The son of a veteran cellist has given the orchestra two rare violins.
From the BSO bulletin:
Dr Michael Nieland is the son of former BSO cellist Mischa Nieland who was a member of the BSO for 45 years, from 1943 to 1988. In 2004, four years after his father’s death, Dr. Michael Nieland and his mother, Stella Nieland, made a gift of $1 million to the BSO in honor of Mischa Nieland’s commitment and love for the orchestra, endowing the Mischa Nieland Chair. This chair is currently occupied by cellist Sato Knudsen, who began at the BSO a few years before Mr. Nieland’s retirement.
Like his father, Dr. Nieland has a deep love for music and is a gifted musician. Even after having lived and practiced medicine in Pennsylvania for much of his adult life, Dr. Nieland’s connection to the BSO remains strong. He still holds fondly his memories of growing up with a father in the BSO and recalls, “My father always seemed so pleased to walk onto the stage (at Symphony Hall). He was so reluctant to retire even at age 78.”
Over the years, Dr. Nieland has remained one of the BSO’s most faithful supporters, following annual programming and personnel changes and attending BSO concerts in Symphony Hall and Tanglewood. It is his love for music, community of family friends and musicians in the BSO, and continuing engagement with the Symphony that led Dr. Nieland to donate two rare 18th century Italian violins to the Orchestra.
The two violins are the 1754 “ex-Zazofsky” crafted by Italian luthier Johannes Baptista Guadagnini and a 1778 instrument crafted by Italian luthier Nicolò Gagliano.
This gift marks a homecoming for the well-documented “ex-Zazofsky” violin, named for former BSO violinist George Zazofsky who performed on the violin during his tenure with the orchestra from 1941 to 1969. George Zazofsky was a good friend of Mischa Nieland and his fishing buddy. Dr. Nieland recalls hearing the exceptional sound Mr. Zazofsky made while playing this same violin over a half century ago at his parents’ home in preparation for a performance the two friends gave together. The instrument’s maker, Johannes Baptista Guadagnini, is widely regarded as one of the greatest luthiers in history, alongside Stradivarius.

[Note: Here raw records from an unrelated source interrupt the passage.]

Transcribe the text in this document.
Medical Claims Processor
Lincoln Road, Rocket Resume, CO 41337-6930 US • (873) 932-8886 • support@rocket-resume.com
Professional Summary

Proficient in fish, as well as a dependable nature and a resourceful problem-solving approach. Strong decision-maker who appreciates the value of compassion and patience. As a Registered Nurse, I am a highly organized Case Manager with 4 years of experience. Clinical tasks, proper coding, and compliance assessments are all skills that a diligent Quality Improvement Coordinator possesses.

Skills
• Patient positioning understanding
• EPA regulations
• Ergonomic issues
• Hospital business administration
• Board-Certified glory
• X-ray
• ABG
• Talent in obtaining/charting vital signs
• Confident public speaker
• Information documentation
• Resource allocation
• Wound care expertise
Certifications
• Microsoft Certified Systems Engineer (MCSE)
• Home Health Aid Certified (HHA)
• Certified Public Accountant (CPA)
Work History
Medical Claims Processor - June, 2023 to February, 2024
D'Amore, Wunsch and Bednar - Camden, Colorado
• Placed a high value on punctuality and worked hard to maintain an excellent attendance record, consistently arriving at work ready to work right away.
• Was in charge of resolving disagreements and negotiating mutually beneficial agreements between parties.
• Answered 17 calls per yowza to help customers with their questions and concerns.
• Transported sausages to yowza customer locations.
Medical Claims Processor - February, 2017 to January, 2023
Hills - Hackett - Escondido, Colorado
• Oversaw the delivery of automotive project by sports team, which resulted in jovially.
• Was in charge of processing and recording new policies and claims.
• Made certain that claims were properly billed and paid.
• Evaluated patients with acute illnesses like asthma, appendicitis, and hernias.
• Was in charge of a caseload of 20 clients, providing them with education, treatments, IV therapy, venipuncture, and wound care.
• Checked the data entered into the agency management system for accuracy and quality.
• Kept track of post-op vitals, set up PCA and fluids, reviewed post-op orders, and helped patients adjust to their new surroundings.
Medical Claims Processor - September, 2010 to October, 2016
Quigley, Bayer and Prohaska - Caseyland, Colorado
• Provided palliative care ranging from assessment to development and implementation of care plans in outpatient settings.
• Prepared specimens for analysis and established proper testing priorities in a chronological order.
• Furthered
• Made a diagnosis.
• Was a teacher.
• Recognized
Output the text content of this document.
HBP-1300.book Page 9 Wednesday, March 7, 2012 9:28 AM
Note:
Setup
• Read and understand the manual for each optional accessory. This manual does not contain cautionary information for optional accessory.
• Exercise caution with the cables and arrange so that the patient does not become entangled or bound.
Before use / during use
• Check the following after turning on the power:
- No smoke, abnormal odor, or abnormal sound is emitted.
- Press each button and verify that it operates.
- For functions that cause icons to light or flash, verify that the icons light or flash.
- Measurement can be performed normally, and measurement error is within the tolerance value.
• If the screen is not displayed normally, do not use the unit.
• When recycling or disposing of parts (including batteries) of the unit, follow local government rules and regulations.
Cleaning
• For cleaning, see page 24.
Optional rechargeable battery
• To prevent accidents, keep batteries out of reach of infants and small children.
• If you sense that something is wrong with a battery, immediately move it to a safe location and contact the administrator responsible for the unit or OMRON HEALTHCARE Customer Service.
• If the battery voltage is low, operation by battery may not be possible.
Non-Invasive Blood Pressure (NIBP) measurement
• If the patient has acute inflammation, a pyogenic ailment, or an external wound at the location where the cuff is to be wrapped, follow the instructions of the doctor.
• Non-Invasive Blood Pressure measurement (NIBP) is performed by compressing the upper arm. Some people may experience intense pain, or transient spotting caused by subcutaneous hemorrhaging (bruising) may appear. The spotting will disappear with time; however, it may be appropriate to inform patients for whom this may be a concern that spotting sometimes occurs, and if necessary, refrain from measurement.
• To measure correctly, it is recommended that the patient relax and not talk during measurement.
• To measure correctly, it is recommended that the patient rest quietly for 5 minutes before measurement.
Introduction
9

When this instrument came on the market about fifteen years ago, Dr. Nieland, a violinist himself, was excited to be able to purchase it. Not only had family friend George Zazofsky played this violin, but Dr. Nieland’s own adored violin instructor Ruth Posselt briefly played the instrument during a solo appearance with the BSO at Tanglewood when she broke a string and borrowed George Zazofsky’s violin to finish her performance. During his years of ownership Dr. Nieland also performed on the Guadagnini as well as on the Gagliano with members of the Pittsburgh Symphony Orchestra in chamber music at his home.
At the BSO again, the “ex Zazofsky” Guadagnini will be played by First Associate BSO Concertmaster, Helen Horner McIntyre Chair, Tamara Smirnova, while the Gagliano will be played by BSO violinist James Cooke.
In late January, a reception was held in Symphony Hall in celebration of the gift of these two rare violins. The reception was attended by Peter Zazofsky and Erika Goldberg, children of the late George Zazofsky; friends of the Nieland family; Deborah and Philip Edmundson Artistic Partner Thomas Adès; as well as members of the orchestra, and BSO staff and administration.
The program included performances on the violins, with Ms. Smirnova performing Allemande from Bach’s Partita No. 1 in b minor for Solo Violin on the “ex-Zazofsky”, Mr. Cooke performing Largo from Bach’s Sonata No. 3 in C Major for Solo Violin on the Gagliano, and a duet performance of the first movement from Prokofiev’s Sonata for Two Violins Op. 56.
In his welcoming remarks, Eunice and Julian Cohen Managing Director Mark Volpe thanked Dr. Nieland for his generous gift, telling the guests, “We are so fortunate that despite his wonderful career in Pittsburgh, Dr. Nieland’s heart remained in Boston.”
Speaking about his family’s history with the BSO, his personal connections to these two violins, and his decision to donate them, Dr. Nieland reflected, “One should be mindful of the fact that we are all only temporary possessors of these precious objects or works of art. We are renters, in a sense. Someone owned them before us and someone will take possession of them after we are gone. . . I believe it is important to guide their destiny whenever possible. I know James and Tamara will be conscientious custodians of these rare instruments.”
The BSO is honored to join the long history of musicians who have cared for and performed on these beautiful violins.